WASTE NOT, WANT NOTThe Director of Public Prosecutions' recent comments on reform are a curious mixture of elderly platitudes which have been taken out of the cupboard yet again and given a dusting, to spruce them up in the hope that the audience will be impressed.
There is also a desire to be politically correct (see [2001] Gazette, 1 February, 10).
Most of David Calvert-Smith's suggestions for reforming the system are things that are glaringly obvious and ones with which no sensible commentator could disagree.
Even using Crown Prosecution Service solicitors for simple matters in the Crown Court is not new.
It has been going on quietly since before his appointment, although he now appears to be questioning its cost effectiveness in some areas.
Mr Calvert-Smith is to be congratulated on his additional award of 30.4 million of the Chancellor's largesse, but as far as one can see only a small proportion will go on additional lawyers.
If it costs, say, 50,000 - salary and National Insurance - to employ one lawyer, which is a generous estimate, 100 will cost him 5 million.
Taking on 100 extra lawyers will I am sure be welcomed, but, in reality, that is only 2.5 per CPS area.
It will make little difference in large, cumbersome areas such as London or Manchester.
By saying that he hopes to avoid the mistakes of former regimes, in not now rushing to appoint new lawyers, his contention is that hurried recruitment in the past has contributed to CPS underperformance.
This is a reflection on his existing staff.
He may find that they are not entirely happy with it.
What is to be done with the remaining 25 million?

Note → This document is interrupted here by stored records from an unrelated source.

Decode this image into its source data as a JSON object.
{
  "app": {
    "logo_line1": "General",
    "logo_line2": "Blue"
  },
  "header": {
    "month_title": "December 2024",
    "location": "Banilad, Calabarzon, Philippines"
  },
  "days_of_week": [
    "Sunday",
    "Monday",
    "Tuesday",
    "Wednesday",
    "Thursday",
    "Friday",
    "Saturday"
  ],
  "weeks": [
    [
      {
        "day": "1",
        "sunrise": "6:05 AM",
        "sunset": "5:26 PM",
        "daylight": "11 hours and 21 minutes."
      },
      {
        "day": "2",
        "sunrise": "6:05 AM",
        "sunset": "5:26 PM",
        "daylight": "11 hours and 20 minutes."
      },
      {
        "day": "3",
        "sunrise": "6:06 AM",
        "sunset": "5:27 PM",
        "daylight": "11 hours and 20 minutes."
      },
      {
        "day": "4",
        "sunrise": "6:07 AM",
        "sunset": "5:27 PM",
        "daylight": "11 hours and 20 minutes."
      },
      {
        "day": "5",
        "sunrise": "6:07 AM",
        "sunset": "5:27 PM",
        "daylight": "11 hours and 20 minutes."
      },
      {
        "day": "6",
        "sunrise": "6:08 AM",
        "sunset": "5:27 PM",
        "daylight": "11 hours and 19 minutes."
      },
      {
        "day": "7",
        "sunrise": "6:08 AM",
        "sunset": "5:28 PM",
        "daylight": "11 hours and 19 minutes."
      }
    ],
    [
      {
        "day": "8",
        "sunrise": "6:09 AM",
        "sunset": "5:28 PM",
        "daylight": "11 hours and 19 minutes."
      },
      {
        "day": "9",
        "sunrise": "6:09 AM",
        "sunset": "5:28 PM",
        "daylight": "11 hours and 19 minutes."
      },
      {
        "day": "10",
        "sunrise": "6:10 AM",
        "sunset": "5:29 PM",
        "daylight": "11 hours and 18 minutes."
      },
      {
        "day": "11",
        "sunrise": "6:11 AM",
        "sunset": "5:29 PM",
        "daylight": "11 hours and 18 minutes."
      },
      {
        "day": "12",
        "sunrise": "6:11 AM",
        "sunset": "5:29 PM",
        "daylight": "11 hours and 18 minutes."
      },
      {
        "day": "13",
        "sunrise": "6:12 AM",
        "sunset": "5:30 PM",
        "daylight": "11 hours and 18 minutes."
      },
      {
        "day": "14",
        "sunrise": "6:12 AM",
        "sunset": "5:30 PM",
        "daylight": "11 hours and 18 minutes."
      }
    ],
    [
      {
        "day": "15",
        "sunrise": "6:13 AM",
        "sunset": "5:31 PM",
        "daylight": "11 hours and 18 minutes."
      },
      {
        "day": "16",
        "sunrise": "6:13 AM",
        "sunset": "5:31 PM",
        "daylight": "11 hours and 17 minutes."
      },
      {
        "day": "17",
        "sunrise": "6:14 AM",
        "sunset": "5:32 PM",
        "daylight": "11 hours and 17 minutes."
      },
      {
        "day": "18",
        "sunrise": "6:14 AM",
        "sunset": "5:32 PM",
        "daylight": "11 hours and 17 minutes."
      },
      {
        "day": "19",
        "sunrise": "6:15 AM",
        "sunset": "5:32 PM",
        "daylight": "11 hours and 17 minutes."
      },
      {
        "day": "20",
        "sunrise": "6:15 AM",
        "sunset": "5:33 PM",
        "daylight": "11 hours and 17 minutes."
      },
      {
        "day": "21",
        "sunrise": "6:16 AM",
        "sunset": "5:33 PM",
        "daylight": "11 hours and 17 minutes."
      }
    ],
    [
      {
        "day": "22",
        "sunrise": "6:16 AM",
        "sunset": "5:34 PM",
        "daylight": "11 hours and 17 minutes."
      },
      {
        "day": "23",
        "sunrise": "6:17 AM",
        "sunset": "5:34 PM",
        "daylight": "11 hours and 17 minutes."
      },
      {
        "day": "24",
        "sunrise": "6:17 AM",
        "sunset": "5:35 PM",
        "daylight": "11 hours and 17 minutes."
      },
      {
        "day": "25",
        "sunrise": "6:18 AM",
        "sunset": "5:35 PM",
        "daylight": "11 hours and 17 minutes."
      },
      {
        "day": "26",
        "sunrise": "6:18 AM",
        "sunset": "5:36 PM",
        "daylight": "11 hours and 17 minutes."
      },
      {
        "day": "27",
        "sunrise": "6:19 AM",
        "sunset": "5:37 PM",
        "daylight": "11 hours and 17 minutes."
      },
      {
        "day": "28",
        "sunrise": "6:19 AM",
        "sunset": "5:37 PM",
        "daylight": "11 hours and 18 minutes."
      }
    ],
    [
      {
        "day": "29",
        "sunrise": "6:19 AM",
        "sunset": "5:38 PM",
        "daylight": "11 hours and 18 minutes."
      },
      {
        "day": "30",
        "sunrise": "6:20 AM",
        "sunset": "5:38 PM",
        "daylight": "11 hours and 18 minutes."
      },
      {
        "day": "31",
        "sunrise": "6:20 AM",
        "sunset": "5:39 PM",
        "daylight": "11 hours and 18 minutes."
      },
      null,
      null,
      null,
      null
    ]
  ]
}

As someone who was the head of one of his branches for ten years, I would hazard a guess that it will go not in trying to reduce the CPS's famous paper-chase, but on computer projects that do not deliver, various initiatives and working parties of doubtful utility, and to fund the ever burgeoning size of the bureaucracy in area offices and Ludgate Hill.To see that this does not happen is the real challenge for Mr Calvert-Smith.